Unemployment among educated Indian youth

Aspirants wait in a queue before appearing for recruitment exams (PTI Photo)

The newly released India Employment Report 2024 is the third in a series prepared by the Institute for Human Development in partnership with the International Labour Organization (ILO). The report examines the employment challenges of youth in the context of India’s evolving economic, labour market, educational, and skills scenarios over the past two decades.

There have been “paradoxical improvements” in labour market indicators in India in recent years after long-term deterioration from 2000-2019, coinciding with periods of economic distress.
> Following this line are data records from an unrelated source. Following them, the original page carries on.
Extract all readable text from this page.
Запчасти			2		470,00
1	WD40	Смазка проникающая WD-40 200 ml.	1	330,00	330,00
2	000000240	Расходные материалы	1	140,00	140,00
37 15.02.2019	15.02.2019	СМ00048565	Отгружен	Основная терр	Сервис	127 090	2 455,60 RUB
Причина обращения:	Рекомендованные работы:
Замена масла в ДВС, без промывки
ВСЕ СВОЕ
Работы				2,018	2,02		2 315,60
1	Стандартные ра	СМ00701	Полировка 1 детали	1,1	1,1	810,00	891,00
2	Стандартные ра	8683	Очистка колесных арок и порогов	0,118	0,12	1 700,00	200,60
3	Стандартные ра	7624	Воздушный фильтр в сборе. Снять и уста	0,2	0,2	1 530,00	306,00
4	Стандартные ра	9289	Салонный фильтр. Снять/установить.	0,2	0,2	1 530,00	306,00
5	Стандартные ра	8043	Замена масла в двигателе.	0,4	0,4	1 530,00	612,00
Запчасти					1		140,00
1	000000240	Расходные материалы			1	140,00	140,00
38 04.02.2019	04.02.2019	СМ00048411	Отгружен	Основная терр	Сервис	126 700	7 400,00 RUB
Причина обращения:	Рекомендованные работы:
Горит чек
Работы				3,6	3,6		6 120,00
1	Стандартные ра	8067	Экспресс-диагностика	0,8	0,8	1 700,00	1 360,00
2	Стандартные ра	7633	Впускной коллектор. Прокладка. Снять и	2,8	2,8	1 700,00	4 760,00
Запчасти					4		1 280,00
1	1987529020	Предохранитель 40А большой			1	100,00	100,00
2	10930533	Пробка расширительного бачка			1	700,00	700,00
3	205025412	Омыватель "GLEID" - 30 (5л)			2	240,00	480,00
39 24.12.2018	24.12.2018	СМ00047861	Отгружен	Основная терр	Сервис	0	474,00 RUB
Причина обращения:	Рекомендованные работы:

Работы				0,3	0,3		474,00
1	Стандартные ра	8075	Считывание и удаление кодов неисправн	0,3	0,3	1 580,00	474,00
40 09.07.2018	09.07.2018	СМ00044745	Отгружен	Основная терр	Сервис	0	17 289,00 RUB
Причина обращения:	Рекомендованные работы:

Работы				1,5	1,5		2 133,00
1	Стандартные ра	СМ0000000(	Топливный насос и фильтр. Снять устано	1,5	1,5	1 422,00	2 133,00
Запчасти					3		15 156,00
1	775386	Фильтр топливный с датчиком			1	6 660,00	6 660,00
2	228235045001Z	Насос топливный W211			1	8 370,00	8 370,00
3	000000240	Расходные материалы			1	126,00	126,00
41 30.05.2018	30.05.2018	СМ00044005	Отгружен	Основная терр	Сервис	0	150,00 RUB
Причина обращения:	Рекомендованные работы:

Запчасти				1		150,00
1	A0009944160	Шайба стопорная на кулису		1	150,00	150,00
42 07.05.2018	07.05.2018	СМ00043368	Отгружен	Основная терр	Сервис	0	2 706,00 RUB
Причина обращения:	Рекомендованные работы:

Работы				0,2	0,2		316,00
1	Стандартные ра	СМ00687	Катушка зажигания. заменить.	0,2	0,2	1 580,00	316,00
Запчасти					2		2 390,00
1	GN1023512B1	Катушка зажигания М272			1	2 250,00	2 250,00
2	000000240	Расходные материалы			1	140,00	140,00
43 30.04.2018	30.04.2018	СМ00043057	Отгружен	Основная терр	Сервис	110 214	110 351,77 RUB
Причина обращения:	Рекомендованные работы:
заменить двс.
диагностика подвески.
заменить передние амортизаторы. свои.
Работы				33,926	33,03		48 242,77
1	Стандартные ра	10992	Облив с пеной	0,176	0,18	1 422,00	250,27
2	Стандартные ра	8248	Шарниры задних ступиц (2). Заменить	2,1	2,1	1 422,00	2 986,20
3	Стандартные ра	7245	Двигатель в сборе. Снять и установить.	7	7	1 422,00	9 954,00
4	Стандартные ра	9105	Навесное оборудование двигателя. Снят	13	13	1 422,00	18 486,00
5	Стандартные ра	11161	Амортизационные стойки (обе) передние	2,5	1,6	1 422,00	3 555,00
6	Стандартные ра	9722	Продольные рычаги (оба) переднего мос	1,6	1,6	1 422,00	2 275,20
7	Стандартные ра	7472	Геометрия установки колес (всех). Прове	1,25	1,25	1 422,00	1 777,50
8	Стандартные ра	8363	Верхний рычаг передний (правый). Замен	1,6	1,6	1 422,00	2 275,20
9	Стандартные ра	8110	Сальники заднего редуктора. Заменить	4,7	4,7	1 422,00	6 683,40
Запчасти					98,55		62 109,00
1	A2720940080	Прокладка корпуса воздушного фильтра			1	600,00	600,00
Following are the key concerns:

1-Reversal of the slow transition to non-farm employment.

2- Increase in self-employment and unpaid family work, especially for women.

3 – Lower quality youth employment compared to adults.

4 – Stagnant or declining wages and earnings.


The unemployment rates: The unemployment rate fell between 2019-2022 after rising from 2000-2019. Bihar, Odisha, Jharkhand, and UP have remained at the bottom of the ’employment condition index’, while Delhi, Himachal Pradesh, Telangana, Uttarakhand, and Gujarat have stayed at the top.

In India the quality of the employment are describes as: Informal employment has risen, with around half of formal sector jobs being informal in nature. Self-employment remains the primary source of work at 55.8% in 2022, up from ~52% in 2000-2019. Regular employment, associated with better job quality, declined to 21.5% in 2022 after increasing to 23.8% in 2019 from 14.2% in 2000. Casual employment, linked to poorer job quality, fell to 22.7% in 2022 from 33.3% in 2000.


Female labour force : India’s female labour force participation rate (LFPR) remains among the world’s lowest at 32.8% in 2022, 2.3 times lower than men’s. Female LFPR declined 14.4 percentage points from 2000-2019 but rose 8.3 points from 2019-2022. India’s female LFPR in 2022 was lower than the global average of 47.3% but higher than South Asia’s 24.8%

Reports from different sectors: The share of agriculture in total employment fell from 60% in 2000 to ~42% in 2019, largely absorbed by construction and services. This slow transition has stagnated or reversed since 2018-19. Manufacturing’s share of employment has remained around 12-14%

Educated youth unemployment : Unemployment is much higher among educated youth. Youth employment and underemployment rose from 2000-2019 but fell during the pandemic. Unemployment is much higher among educated youth, especially graduates. The unemployment rate for secondary educated youth was 18.4% in 2022 vs 3.4% for those who cannot read or write. Graduate unemployment was 29.1% overall, 34.5% for women and 26.4% for men. Educated youth unemployment rose from 23.9% in 2000 to 30.8% in 2019 before falling to 18.4% in 2022.